Rund um diesen Platz und auch in vielen anderen Straßen Otavalos sind weitere Stände aufgebaut, wo man alles von der Banane über den BH bis zum Wunderpotenzmittel vom Schlan­genbändiger erstehen kann. Wir schlendern durch die über­füllten Straßen und genießen das Drumherum, den Handel, den Krach, die Farben und alles Gebotene. Dann gelangen wir an einen weiteren großen Platz, wo in massiver Form Obst ange­boten wird. Ein wirklich tolles Bild, wie die Indio-Muttis mit Kind auf dem Rücken und steifem Hut auf dem Kopf inmitten ihrer Bananen oder Ananas sitzt, um diese zu verkaufen. Besonders ein­ladend sind wieder die zahlreichen Garküchen, in denen Berge von Fleisch, Hähnchen, Kartoffeln und Undefi­nierbarem auf Käufer warten. Wegen Jürgens mangelnder Begeisterung an dem Essbaren und der frühen Stunde – es ist acht Uhr und wir haben gerade erst gefrühstückt – verzichte ich schweren Herzens auf einen Imbiss. Während ich jedoch an einer Bude einen frischen Mora-Saft (Brombeere) trinke, lerne ich dort ein neues Getränk kennen: Ponchi, zwei Eier und eine Flasche Bier im Mixer vermischt und schon hat man ein neues Getränk. Schmeckt klasse!

Gemüseverkauf in Otavalo

 

Ein weiterer der zahlreichen Verkaufsstände

Anschließend begeben wir uns dann auf den Viehmarkt, wo jede Menge ostfriesischer (schwarz-bunter) Kühe, Bullen und Kälber angeboten werden. Kleinste Kinder halten dort große Bullen fest, die hier offensichtlich nicht so aggressiv wie in Deutschland sind, denn alle marschieren munter dazwischen herum. Ob der vielen Matsche und Scheiße sind wir allerdings froh, nicht – wie viele Indios – barfuß, sondern mit Schuhen gekommen zu sein. Gegen 11:00 Uhr haben wir den ganzen Markt und Handel genossen und fahren per Bus zurück nach Quito.

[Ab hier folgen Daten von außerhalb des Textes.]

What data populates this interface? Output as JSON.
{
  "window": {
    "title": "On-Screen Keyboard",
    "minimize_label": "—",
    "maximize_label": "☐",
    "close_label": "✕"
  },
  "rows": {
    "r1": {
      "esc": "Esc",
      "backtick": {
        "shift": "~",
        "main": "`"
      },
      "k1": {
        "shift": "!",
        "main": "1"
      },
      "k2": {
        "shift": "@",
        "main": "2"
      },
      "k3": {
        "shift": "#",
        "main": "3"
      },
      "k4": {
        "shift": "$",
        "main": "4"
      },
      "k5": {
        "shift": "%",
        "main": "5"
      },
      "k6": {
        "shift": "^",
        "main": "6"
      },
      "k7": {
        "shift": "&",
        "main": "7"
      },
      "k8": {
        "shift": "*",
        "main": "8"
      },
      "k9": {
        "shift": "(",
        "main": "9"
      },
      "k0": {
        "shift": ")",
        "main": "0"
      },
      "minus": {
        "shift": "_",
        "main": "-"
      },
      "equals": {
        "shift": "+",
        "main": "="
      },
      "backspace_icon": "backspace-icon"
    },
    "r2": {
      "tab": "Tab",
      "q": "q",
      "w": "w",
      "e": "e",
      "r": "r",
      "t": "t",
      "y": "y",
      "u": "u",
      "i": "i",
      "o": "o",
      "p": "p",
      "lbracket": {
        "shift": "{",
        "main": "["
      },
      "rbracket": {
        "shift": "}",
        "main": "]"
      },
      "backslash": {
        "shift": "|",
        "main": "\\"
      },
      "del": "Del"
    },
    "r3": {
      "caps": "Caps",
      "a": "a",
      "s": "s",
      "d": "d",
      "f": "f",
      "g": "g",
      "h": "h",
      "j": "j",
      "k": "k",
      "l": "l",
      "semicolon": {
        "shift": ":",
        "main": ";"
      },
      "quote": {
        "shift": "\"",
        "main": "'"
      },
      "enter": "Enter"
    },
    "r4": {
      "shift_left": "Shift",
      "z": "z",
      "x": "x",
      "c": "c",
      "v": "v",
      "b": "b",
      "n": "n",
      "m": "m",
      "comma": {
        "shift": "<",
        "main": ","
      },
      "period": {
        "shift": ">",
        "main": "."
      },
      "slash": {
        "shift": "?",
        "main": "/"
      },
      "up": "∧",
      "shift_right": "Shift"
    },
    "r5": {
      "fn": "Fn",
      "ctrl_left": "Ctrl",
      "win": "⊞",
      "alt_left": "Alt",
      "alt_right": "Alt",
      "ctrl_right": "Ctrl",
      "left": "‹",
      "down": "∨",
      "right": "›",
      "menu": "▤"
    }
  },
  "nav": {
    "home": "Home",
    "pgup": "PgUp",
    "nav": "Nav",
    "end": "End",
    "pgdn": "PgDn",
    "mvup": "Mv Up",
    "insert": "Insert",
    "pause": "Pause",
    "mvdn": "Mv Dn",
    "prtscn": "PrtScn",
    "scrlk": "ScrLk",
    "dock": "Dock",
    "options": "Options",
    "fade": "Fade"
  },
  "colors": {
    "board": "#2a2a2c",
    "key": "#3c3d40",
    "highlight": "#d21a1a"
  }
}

Weil mir das erste Hotel nicht gefallen hatte, nehmen wir ein anderes, nämlich das „Caripara“, das auch direkt am Plaza Sto. Domingo liegt. Für je 150 Sucre kriegen wir ein großes Zimmer mit zwei breiten Betten und zwei Balkons. Sehr schön. Nach einem guten Mittagessen und bei Nieselregen gehen wir durch die Stadt und schließlich zu einer neogotischen Kirche, die allerdings noch nicht fertig ist, sondern sich vielmehr seit 1926 im Bau befindet. Das Einzige, was noch fehlt, sind die zwei Kirchtürme, die allerdings in Beton gegossen auch schon dort stehen. Sehr interessant, eine Kirche im Werden zu sehen. Allerdings sind die Kosten ja wohl ziemlicher Nonsens, wenn man bedenkt, was ansonsten alles für Aufgaben in Ecuador zu erledigen wären. Während wir wieder weggehen, kriegen wir noch von ein paar Jungs einen Anisschnaps aus einem Zahnputzbecher angeboten… nicht schlecht.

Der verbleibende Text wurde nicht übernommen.